Efficacy and safety of crizotinib in the treatment of advanced non-small cell lung cancer with ROS1 gene fusion: a systematic literature review and meta-analysis of real-world evidence

Ernest Nadal; Nada Rifi; Sarah Kane; Sokhna Mbacke; Lindsey Starkman; Beatrice Suero; Hannah Le; Imtiaz A Samjoo

doi:10.1016/j.lungcan.2024.107816

Efficacy and safety of crizotinib in the treatment of advanced non-small cell lung cancer with ROS1 gene fusion: a systematic literature review and meta-analysis of real-world evidence

Lung Cancer. 2024 May 9:192:107816. doi: 10.1016/j.lungcan.2024.107816. Online ahead of print.

Authors

Ernest Nadal¹, Nada Rifi², Sarah Kane³, Sokhna Mbacke³, Lindsey Starkman³, Beatrice Suero³, Hannah Le², Imtiaz A Samjoo⁴

Affiliations

¹ Department of Medical Oncology, Catalan Institute of Oncology (ICO), Avda Gran via, 199-203. L'Hospitalet, 08908, Barcelona, Spain; Preclinical and Experimental Research in Thoracic Tumors (PReTT) Group, OncoBell Program, IDIBELL, L'Hospitalet, Barcelona, Spain. Electronic address: esnadal@iconcologia.net.
² Pfizer, Inc., New York, New York, USA.
³ EVERSANA™, Burlington, Ontario, Canada.
⁴ EVERSANA™, Burlington, Ontario, Canada. Electronic address: imtiaz.samjoo@eversana.com.

PMID: 38749072
DOI: 10.1016/j.lungcan.2024.107816

Abstract

Background: Crizotinib was approved to treat patients with advanced non-small cell lung cancer (aNSCLC) with ROS proto-oncogene 1 (ROS1) gene fusion in 2016. We conducted a systematic literature review to identify real-world evidence (RWE) studies and estimated the efficacy and safety of crizotinib using meta-analyses (MA) for objective response rate (ORR), real-world progression-free survival (PFS), and overall survival (OS).

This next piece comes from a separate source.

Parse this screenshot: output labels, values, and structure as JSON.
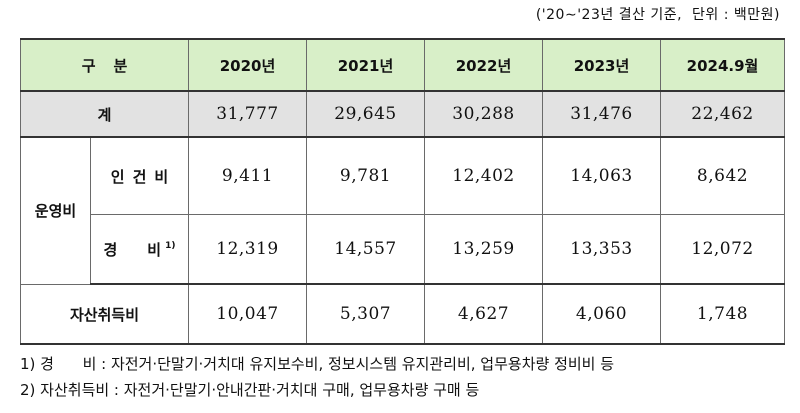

Methods: We searched MEDLINE®, Embase, and Cochrane CENTRAL from January 2016 to March 2023 using Ovid® for published single-arm or comparative RWE studies evaluating patients (N ≥ 20) receiving crizotinib monotherapy for aNSCLC with ROS1 gene fusion. Pooled estimates for ORR and grade 3/4 adverse events (AEs) were derived using the metafor package in R while pooled estimates for median real-world PFS (rwPFS) and OS were derived using reconstructed individual patient data from published Kaplan-Meier curves. The primary analysis included all studies regardless of crizotinib line of therapy; a subgroup analysis (SA) was conducted using studies evaluating patients receiving first-line crizotinib.

Results: Fourteen studies met the eligibility criteria and were considered feasible for MA. For the primary analysis, the pooled ORR (N = 9 studies) was 70.6 % (95 % confidence interval [CI]: 57.0, 81.3), median rwPFS was 14.5 months (N = 11 studies), and OS was 40.2 months (N = 9 studies). In the SA, the pooled ORR (N = 4 studies) was 81.1 % (95 % CI: 76.1, 85.2) and the median rwPFS (N = 4 studies) and OS (N = 2 studies) were 18.1 and 60 months, respectively. All MAs were associated with significant heterogeneity (I² > 25 %). Grade 3/4 AEs occurred in 18.7 % of patients (pooled estimate).

Conclusion: The results from this study are consistent with clinical trial data and, taken collectively, supports crizotinib as a safe and effective treatment across different lines of therapy in patients with ROS1 aNSCLC in the real-world setting.

Keywords: Advanced non-small cell lung cancer; Crizotinib; Meta-analysis; ROS1 gene fusion; Real-world evidence; Systematic literature review.